Azerbaijan calls on Armenia to stop destroying houses and monuments
Azerbaijani forces do not target historic, cultural and, especially, religious buildings and monuments, Sevda Mammadaliyeva writes in the article Azerbaijan Respects All Cultural Monuments for WSJ, answering Christina Maranci’s “Cultural Heritage in the Crosshairs Once More” (Arts & Review, Nov. 19) article.
As a multicultural and multireligious country, Azerbaijan has always been home to representatives of all nations and religions, who have coexisted and worked together peacefully for centuries. Azerbaijan’s Christian community is a vital and active part of our society whose monuments and places of worship in our country are protected and regularly restored by the Azerbaijani state. It is no coincidence that Pope Francis praised religious tolerance in Azerbaijan as a model for the world in 2016 during his visit to Baku.

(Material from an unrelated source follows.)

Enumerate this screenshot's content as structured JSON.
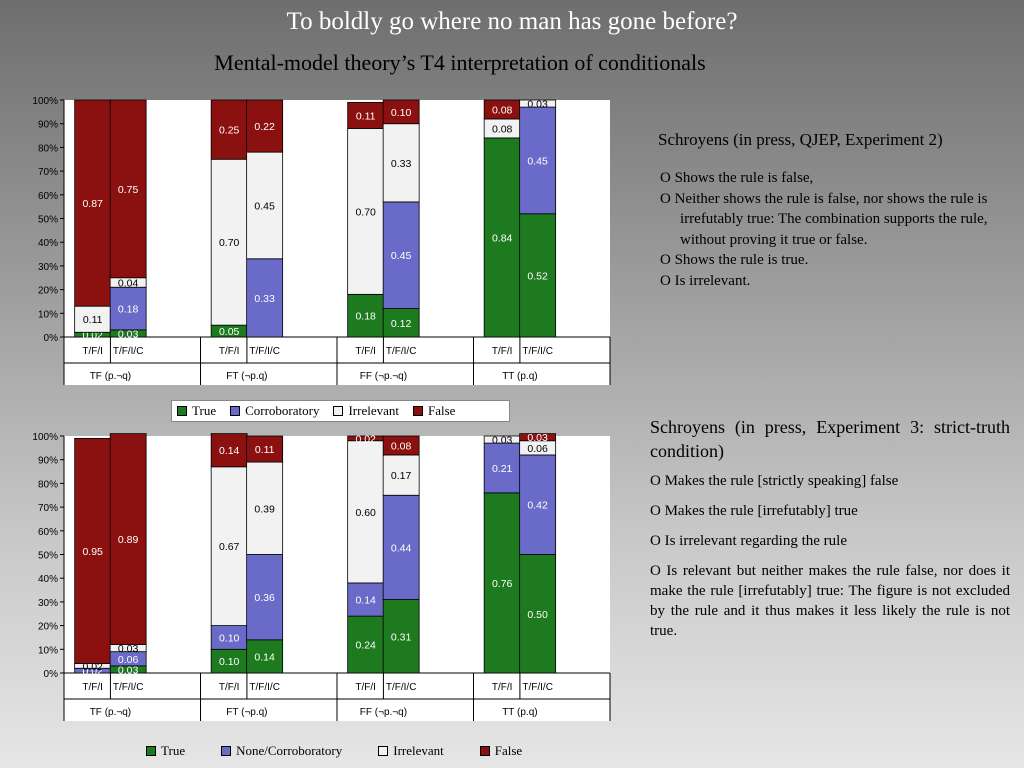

Since the outset of the conflict, Armenia repeatedly attempted to blame damage to churches and other historically sensitive landmarks on Azerbaijan. This has been offered without substantive proof nor has it been confirmed by any independent international organization. So it is clear for the record: Azerbaijani forces do not target historic, cultural and, especially, religious buildings and monuments. To the contrary, Azerbaijan has contributed to the protection of Christian landmarks not only within the country but also world-wide.
As was witnessed by the world, following the signing of the peace agreement, Armenians destroyed monuments, houses, forests and critical infrastructure like hospitals and schools. This destruction advances no cause and only serves to destroy history, inflict long-term damage and make recovery slower.
As Franklin D. Roosevelt said, “I have seen war . . . I hate war.” Azerbaijan is committed to a peaceful transition and rebuilding that protects our citizens and religious landmarks. It is our sincere hope that Armenia will respect the peace agreement and prevent further destruction and tragic loss of life.